I love how Dr. Orrison weaves "love" and "relationship" together as well!!! This is another concept that I have been trying to wrap my head around. Awesome!!!
The entire article lands the hammer right on the nail but two things that helped me that I want to point out are:
*"Thus, the formula is held as valid simply because of the respect for the teacher presenting it." -Wow, I see this all the time!!! And it helps me understand my parents much better as well. My dad would say it was his fault. Because he did such a bad job of applying ATI to our lives. But I know that isn't the case!! But somehow he trusted the formula and had too great of respect for the teacher to admit that it was the formula that was flawed.
*"But the point of these passages is not to focus on the action but on the Object." -Really awesome!!! So many times I think, "Why isn't God helping us out financially a little more?
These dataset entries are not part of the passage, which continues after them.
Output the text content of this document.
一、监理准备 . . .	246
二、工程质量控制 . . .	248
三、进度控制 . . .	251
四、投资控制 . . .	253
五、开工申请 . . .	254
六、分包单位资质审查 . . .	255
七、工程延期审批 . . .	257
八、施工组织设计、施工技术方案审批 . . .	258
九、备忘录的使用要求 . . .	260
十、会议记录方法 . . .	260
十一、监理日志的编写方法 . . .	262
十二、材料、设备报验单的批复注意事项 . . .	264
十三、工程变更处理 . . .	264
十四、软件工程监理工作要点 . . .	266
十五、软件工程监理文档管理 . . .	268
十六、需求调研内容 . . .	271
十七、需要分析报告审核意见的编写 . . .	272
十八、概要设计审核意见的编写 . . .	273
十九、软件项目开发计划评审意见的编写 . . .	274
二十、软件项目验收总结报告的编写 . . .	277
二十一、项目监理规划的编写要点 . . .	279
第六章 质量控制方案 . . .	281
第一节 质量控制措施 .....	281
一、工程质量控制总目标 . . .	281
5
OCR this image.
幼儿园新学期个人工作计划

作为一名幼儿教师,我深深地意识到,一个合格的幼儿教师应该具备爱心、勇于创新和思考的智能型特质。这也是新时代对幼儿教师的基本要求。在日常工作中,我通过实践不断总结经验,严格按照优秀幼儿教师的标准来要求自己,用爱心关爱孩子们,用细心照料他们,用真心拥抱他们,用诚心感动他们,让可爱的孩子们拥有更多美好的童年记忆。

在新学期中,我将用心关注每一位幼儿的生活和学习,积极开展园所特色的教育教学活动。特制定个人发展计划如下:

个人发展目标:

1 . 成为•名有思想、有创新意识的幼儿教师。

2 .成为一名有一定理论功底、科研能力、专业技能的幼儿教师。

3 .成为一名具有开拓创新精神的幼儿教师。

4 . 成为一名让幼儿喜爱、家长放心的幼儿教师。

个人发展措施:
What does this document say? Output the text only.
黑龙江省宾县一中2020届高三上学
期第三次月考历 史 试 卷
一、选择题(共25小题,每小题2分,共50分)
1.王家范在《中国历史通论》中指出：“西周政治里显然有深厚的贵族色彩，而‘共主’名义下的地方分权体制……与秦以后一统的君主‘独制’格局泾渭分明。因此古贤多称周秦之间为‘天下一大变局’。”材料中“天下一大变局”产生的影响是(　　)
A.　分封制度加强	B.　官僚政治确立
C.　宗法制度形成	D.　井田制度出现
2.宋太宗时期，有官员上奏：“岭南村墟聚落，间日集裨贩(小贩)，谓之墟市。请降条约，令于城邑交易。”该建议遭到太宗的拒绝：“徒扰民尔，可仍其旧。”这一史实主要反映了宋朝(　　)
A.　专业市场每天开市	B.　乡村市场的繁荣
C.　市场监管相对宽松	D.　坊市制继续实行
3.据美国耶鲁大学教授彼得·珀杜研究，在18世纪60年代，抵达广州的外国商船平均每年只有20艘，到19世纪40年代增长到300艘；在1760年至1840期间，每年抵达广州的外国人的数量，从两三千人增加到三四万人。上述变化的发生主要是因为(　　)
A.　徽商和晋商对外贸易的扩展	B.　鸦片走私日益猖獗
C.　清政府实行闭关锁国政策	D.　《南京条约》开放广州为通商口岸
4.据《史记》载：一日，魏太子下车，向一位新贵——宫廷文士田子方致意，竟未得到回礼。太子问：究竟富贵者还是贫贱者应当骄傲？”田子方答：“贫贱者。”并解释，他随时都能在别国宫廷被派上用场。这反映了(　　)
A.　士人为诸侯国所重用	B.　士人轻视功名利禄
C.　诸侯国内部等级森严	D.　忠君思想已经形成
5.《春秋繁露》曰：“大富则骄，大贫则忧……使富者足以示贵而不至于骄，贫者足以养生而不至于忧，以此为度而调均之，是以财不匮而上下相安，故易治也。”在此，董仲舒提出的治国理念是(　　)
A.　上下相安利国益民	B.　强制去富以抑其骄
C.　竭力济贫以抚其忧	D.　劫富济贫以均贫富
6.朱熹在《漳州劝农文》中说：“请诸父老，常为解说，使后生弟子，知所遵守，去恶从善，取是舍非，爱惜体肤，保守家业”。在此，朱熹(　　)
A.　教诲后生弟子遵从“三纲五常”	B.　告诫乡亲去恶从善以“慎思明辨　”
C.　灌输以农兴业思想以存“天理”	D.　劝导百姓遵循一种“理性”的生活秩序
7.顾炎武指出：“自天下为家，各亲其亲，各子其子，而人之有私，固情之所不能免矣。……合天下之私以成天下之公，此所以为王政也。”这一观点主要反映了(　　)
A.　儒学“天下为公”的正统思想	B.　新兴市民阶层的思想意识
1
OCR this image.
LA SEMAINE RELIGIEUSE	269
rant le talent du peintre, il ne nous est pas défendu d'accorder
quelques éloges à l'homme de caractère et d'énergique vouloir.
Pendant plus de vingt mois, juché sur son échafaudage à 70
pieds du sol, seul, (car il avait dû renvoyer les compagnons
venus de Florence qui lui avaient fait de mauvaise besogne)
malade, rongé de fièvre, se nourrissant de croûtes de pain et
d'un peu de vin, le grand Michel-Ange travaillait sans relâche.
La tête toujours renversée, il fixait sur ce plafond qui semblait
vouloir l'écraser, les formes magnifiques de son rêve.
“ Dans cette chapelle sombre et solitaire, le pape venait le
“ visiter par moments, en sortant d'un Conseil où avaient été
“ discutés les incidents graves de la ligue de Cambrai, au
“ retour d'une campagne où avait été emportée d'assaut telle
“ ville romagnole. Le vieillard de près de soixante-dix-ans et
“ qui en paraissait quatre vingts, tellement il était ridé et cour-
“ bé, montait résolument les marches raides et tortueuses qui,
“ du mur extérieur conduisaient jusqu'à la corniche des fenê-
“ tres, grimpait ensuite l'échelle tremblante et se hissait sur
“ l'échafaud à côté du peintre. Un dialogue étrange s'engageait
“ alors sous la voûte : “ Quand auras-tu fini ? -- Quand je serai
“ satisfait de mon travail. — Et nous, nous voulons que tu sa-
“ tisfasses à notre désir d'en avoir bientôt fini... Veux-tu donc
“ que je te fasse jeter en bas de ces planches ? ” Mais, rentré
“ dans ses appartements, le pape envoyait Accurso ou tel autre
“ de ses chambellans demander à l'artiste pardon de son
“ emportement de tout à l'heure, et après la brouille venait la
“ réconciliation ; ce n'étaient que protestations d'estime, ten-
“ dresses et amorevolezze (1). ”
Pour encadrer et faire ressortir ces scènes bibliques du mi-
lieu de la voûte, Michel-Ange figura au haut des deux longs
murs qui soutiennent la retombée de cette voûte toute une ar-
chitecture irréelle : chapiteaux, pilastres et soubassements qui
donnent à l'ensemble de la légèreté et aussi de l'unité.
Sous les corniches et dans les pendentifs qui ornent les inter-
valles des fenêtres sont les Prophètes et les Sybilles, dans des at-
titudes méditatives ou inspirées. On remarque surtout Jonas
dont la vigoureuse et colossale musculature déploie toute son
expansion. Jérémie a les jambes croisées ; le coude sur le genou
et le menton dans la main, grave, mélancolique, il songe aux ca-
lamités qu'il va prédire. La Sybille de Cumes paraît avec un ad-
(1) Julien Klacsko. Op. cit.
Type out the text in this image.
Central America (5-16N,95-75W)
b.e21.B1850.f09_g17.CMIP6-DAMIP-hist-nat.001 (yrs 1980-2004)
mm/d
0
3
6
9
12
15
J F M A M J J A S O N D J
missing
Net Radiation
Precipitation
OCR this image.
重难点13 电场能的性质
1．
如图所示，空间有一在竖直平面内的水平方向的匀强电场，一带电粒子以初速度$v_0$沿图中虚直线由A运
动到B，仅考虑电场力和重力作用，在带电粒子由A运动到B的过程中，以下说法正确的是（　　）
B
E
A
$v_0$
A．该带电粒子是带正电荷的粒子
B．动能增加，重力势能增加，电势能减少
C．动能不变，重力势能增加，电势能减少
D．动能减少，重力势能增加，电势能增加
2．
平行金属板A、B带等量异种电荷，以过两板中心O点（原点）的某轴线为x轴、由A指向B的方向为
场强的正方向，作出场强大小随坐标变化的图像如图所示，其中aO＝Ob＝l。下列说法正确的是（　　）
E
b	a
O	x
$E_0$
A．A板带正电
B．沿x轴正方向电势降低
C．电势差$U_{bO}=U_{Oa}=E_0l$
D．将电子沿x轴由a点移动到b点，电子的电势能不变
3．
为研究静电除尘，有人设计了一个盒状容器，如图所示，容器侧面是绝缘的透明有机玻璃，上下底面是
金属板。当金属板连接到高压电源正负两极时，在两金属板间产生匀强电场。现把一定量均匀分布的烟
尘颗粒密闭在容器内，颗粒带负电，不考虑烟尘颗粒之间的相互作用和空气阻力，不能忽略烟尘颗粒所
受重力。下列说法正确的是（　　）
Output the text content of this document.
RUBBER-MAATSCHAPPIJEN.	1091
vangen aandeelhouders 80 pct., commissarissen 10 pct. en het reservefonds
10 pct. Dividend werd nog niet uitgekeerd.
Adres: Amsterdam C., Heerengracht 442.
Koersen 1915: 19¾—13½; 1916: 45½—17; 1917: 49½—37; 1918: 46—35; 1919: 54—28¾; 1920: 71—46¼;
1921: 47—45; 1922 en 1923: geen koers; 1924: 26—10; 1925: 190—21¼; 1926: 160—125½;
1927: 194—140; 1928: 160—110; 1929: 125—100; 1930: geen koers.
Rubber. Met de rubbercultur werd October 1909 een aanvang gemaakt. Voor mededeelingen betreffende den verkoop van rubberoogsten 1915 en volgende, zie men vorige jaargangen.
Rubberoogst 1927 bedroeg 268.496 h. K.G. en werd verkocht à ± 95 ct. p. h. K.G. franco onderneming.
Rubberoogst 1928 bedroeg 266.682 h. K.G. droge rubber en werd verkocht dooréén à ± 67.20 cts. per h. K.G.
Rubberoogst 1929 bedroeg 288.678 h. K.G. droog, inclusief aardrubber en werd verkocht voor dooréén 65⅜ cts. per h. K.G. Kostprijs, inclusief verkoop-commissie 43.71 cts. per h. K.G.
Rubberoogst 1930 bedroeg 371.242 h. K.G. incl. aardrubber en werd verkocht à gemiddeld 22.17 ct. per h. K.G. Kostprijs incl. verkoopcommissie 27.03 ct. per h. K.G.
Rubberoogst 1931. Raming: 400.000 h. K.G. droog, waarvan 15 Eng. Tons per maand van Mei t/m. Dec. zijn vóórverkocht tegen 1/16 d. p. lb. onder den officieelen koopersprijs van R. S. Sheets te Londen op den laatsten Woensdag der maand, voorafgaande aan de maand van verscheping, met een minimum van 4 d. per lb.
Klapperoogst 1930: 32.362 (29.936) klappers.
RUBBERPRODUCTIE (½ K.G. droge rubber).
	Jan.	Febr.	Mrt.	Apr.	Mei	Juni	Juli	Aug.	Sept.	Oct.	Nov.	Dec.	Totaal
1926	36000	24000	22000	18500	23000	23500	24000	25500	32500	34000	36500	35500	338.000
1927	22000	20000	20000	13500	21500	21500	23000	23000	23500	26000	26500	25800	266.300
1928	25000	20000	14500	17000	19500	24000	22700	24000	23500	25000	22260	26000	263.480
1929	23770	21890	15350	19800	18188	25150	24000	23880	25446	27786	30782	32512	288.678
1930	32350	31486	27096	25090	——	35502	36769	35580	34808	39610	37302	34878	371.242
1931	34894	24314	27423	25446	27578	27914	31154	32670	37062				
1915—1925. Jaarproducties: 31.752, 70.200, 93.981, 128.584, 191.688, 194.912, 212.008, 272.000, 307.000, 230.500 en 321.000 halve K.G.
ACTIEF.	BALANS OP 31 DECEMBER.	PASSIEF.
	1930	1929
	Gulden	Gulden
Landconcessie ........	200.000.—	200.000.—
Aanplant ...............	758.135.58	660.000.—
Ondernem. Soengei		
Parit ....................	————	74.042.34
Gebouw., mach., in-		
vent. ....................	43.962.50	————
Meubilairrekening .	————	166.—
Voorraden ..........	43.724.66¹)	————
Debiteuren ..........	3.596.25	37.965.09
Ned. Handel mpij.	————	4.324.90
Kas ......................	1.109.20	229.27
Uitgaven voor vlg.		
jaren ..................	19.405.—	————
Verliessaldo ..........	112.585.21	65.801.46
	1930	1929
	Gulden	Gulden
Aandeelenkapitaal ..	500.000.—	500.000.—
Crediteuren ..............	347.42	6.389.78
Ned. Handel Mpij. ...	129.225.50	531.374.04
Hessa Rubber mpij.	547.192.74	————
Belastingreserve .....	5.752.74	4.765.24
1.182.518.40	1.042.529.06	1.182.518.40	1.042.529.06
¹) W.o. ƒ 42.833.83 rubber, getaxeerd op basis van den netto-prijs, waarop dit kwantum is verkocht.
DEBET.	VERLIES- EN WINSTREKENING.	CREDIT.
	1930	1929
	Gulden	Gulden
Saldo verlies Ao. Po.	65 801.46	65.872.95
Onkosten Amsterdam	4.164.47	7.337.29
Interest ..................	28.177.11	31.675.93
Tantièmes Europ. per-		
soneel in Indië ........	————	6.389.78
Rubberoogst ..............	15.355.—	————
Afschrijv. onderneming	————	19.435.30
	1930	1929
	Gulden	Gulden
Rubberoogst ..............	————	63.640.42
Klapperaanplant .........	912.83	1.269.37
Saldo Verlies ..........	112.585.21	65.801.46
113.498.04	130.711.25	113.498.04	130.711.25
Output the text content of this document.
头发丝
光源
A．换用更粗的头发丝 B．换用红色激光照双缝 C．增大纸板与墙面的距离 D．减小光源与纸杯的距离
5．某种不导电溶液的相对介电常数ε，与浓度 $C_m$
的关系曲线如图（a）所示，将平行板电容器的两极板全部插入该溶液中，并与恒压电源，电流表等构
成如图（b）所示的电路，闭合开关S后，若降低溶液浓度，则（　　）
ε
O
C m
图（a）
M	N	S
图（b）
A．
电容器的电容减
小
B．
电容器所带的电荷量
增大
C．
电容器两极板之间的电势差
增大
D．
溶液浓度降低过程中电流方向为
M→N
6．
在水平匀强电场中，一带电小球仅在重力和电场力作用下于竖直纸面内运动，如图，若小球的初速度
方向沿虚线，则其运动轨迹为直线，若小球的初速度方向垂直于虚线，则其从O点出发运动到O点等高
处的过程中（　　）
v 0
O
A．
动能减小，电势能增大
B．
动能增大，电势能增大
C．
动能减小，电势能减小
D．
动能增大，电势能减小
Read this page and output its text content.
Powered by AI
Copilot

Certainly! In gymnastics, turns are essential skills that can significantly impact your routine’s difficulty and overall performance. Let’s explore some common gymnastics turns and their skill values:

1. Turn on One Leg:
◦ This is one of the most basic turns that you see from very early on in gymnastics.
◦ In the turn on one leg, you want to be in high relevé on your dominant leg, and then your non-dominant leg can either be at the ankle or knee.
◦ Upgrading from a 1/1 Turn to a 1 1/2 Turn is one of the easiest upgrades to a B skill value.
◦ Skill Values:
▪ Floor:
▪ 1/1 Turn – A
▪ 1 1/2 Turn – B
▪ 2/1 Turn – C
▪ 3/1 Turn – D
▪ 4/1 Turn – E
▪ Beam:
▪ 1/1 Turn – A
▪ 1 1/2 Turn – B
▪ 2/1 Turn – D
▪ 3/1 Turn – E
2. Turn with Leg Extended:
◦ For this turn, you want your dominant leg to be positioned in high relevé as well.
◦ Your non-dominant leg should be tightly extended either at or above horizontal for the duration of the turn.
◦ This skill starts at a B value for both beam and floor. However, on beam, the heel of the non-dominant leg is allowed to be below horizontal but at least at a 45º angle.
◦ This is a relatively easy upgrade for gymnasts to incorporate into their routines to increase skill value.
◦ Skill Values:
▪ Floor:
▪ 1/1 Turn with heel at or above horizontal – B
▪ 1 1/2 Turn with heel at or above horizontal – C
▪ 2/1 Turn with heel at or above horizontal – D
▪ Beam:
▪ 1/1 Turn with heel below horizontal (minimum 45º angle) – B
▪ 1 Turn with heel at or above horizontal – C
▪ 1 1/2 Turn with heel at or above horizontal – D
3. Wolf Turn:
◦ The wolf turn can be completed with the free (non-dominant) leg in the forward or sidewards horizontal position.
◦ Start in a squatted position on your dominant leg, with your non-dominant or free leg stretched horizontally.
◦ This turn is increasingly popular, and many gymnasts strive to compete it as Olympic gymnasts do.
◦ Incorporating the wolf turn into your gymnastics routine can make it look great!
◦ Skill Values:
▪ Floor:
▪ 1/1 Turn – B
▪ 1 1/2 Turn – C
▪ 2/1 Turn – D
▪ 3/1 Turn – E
We tithe and are raising our family to know Him." But God isn't a slot machine where you put your tithe in and then tons of money comes out! He is a person!!! I love that!!!
Again, Thanks so much! I loved the whole article!!!
Recently I was reading to my children some stories from George Mueller's life. In one of the stories someone sent him money to start a fund that would support his family. He refused it because he was afraid that he would trust in the fund more that he would trust in God. I think formulas work the same way. Formulas for living the Christian life cause us to depend on our own works instead of on the leading of the Holy Spirit. There is no formula that fits every situation. I think of them as a tool but not a rule. It's like baking bread. You can follow the recipe but if it is a humid day you need to add more flour.
I agree, God was angered at the wrong theology of Job's friends (See Job 42). While Job increasingly moved in the direction of trusting his soul to the provision of God for his justification, his friends held the line of cause and effect ignoring God's provisions. The book of Job is what initially caused me to see through the heresies of the IBLP system.
7 And so it was, after the Lord had spoken these words to Job, that the Lord said to Eliphaz the Temanite, “My wrath is aroused against you and your two friends, for you have not spoken of Me what is right, as My servant Job has. 8 Now therefore, take for yourselves seven bulls and seven rams, go to My servant Job, and offer up for yourselves a burnt offering; and My servant Job shall pray for you. For I will accept him, lest I deal with you according to your folly; because you have not spoken of Me what is right, as My servant Job has.”